Cosa pensa delle telefona­te, emerse sei mesi fa a Na­poli e che coinvolgono i di­rigenti dell’Inter?

«I fatti alla base di calciopoli possono essere ignorati solo per grettezza o malafede, scegliete voi da quale parte stare. Ho sempre sostenuto che le telefonate incriminate di Moggi sono state diffuse con malintenzionata sugge­stione. Dall’altra parte orec­chie predisposte erano ben liete di ascoltare conferme attese da decenni. Non im­porta se false o costruite: l’importante era sfogare odio e invidia atavici. Ora il desti­no comincia a restituire, il seme sta germinando anco­ra. Non c’è nulla in queste nuove telefonate di compro­mettente, come non c’era pri­ma: riascoltare per credere. Quelle telefonate sono molto simili a quelle della Juven­tus. Quindi, al di là del pro­blema della prescrizione: o mandano l’Inter in B o resti­tuiscono alla Juventus tutto quello che le hanno talto con tante scuse. Sono molto cu­rioso di vedere quello che de­ciderà la Federazione e mi stupisco dei tempi: è pazze­sco che siano passati 150 giorni senza che l’esposto di Andrea Agnelli abbia avuto una risposta».

Come ha accolto quell’espo­sto?

«Come ossigeno per la juven­tinità.

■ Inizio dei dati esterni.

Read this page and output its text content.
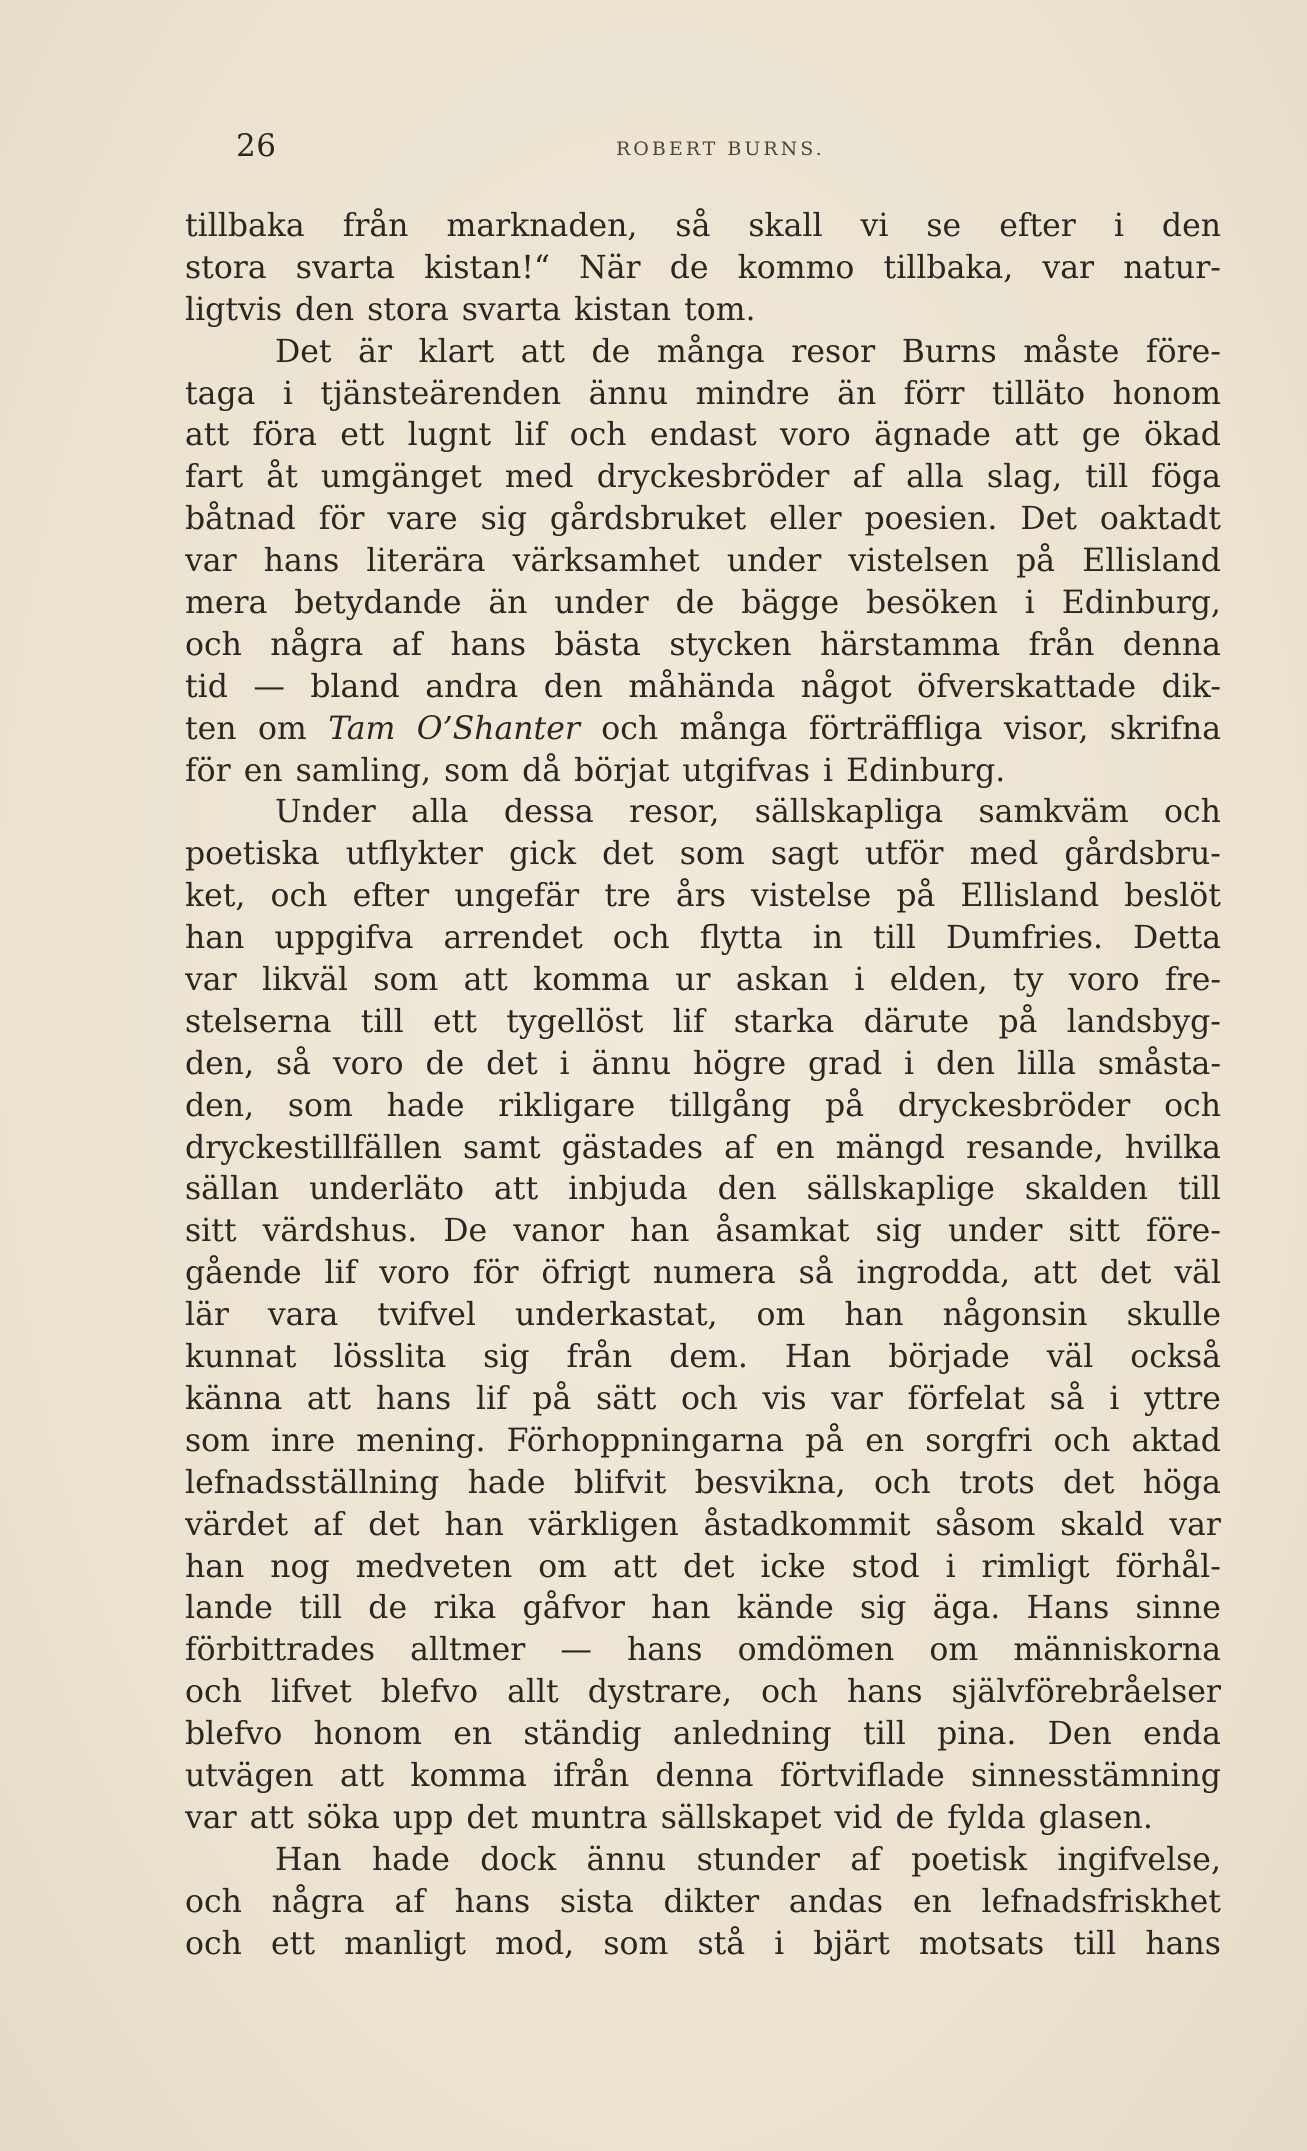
26	ROBERT BURNS.
tillbaka från marknaden, så skall vi se efter i den
stora svarta kistan!“ När de kommo tillbaka, var natur-
ligtvis den stora svarta kistan tom.
Det är klart att de många resor Burns måste före-
taga i tjänsteärenden ännu mindre än förr tilläto honom
att föra ett lugnt lif och endast voro ägnade att ge ökad
fart åt umgänget med dryckesbröder af alla slag, till föga
båtnad för vare sig gårdsbruket eller poesien. Det oaktadt
var hans literära värksamhet under vistelsen på Ellisland
mera betydande än under de bägge besöken i Edinburg,
och några af hans bästa stycken härstamma från denna
tid — bland andra den måhända något öfverskattade dik-
ten om Tam O’Shanter och många förträffliga visor, skrifna
för en samling, som då börjat utgifvas i Edinburg.
Under alla dessa resor, sällskapliga samkväm och
poetiska utflykter gick det som sagt utför med gårdsbru-
ket, och efter ungefär tre års vistelse på Ellisland beslöt
han uppgifva arrendet och flytta in till Dumfries. Detta
var likväl som att komma ur askan i elden, ty voro fre-
stelserna till ett tygellöst lif starka därute på landsbyg-
den, så voro de det i ännu högre grad i den lilla småsta-
den, som hade rikligare tillgång på dryckesbröder och
dryckestillfällen samt gästades af en mängd resande, hvilka
sällan underläto att inbjuda den sällskaplige skalden till
sitt värdshus. De vanor han åsamkat sig under sitt före-
gående lif voro för öfrigt numera så ingrodda, att det väl
lär vara tvifvel underkastat, om han någonsin skulle
kunnat lösslita sig från dem. Han började väl också
känna att hans lif på sätt och vis var förfelat så i yttre
som inre mening. Förhoppningarna på en sorgfri och aktad
lefnadsställning hade blifvit besvikna, och trots det höga
värdet af det han värkligen åstadkommit såsom skald var
han nog medveten om att det icke stod i rimligt förhål-
lande till de rika gåfvor han kände sig äga. Hans sinne
förbittrades alltmer — hans omdömen om människorna
och lifvet blefvo allt dystrare, och hans självförebråelser
blefvo honom en ständig anledning till pina. Den enda
utvägen att komma ifrån denna förtviflade sinnesstämning
var att söka upp det muntra sällskapet vid de fylda glasen.
Han hade dock ännu stunder af poetisk ingifvelse,
och några af hans sista dikter andas en lefnadsfriskhet
och ett manligt mod, som stå i bjärt motsats till hans
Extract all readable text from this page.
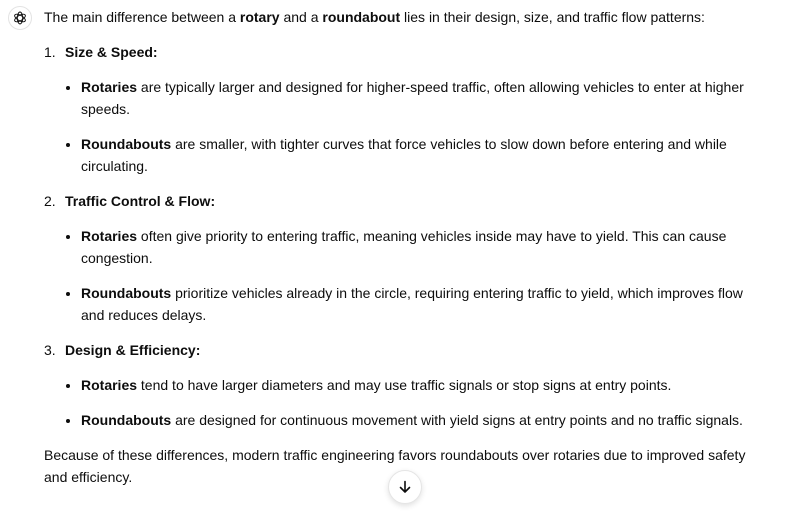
The main difference between a rotary and a roundabout lies in their design, size, and traffic flow patterns:

1. Size & Speed:
Rotaries are typically larger and designed for higher-speed traffic, often allowing vehicles to enter at higher speeds.
Roundabouts are smaller, with tighter curves that force vehicles to slow down before entering and while circulating.
2. Traffic Control & Flow:
Rotaries often give priority to entering traffic, meaning vehicles inside may have to yield. This can cause congestion.
Roundabouts prioritize vehicles already in the circle, requiring entering traffic to yield, which improves flow and reduces delays.
3. Design & Efficiency:
Rotaries tend to have larger diameters and may use traffic signals or stop signs at entry points.
Roundabouts are designed for continuous movement with yield signs at entry points and no traffic signals.

Because of these differences, modern traffic engineering favors roundabouts over rotaries due to improved safety and efficiency.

Andrea Agnelli ha ri­portato entusiasmo e orgo­glio, si è ricollegato alla sto­ria bianconera dalla quale il club si era inspiegabilmente staccato. La mia bandiera, però, rimane nell’armadio».

In che senso scusi?

«Nel libro sono l’io narrante e appaio sempre con la maglia e la bandiera della Juve. Al­la fine però ripongo entram­be nell’armadio e rimango in canottiera. Tirerò fuori la maglia e la bandiera quando una sentenza mi darà una verità soddisfacente su Cal­ciopoli. La B non me la risar­cirà nessuno, ma la storia de­ve essere riscritta, anche nei suoi aspetti più assurdi».

Ce ne dica uno.

«A distanza di quattro anni trovo ancora inspiegabile che a decidere su Calciopoli ven­ne chiamato Guido Rossi, tifoso interista, già membro del Cda dell’Inter. Un po’ co­me se sui passaporti falsi avesse avuto lo stesso potere, chessò, un Franzo Grande Stevens, che pure lui è un fa­moso giurista e avvocato. Qualcuno avrebbe avuto da ridire, no?».

Un’ultima domanda: come andrà a finire secondo lei?

«Non lo so. Ripeto, sono mol­to curioso. Posso raccontare il finale onirico del mio libro che ha il tono dell’inchiesta fino alle ultime pagine, dove mi lascio un po’ andare e di­segno i due scudetti che tor­nano a casa da Gianni e Um­berto ».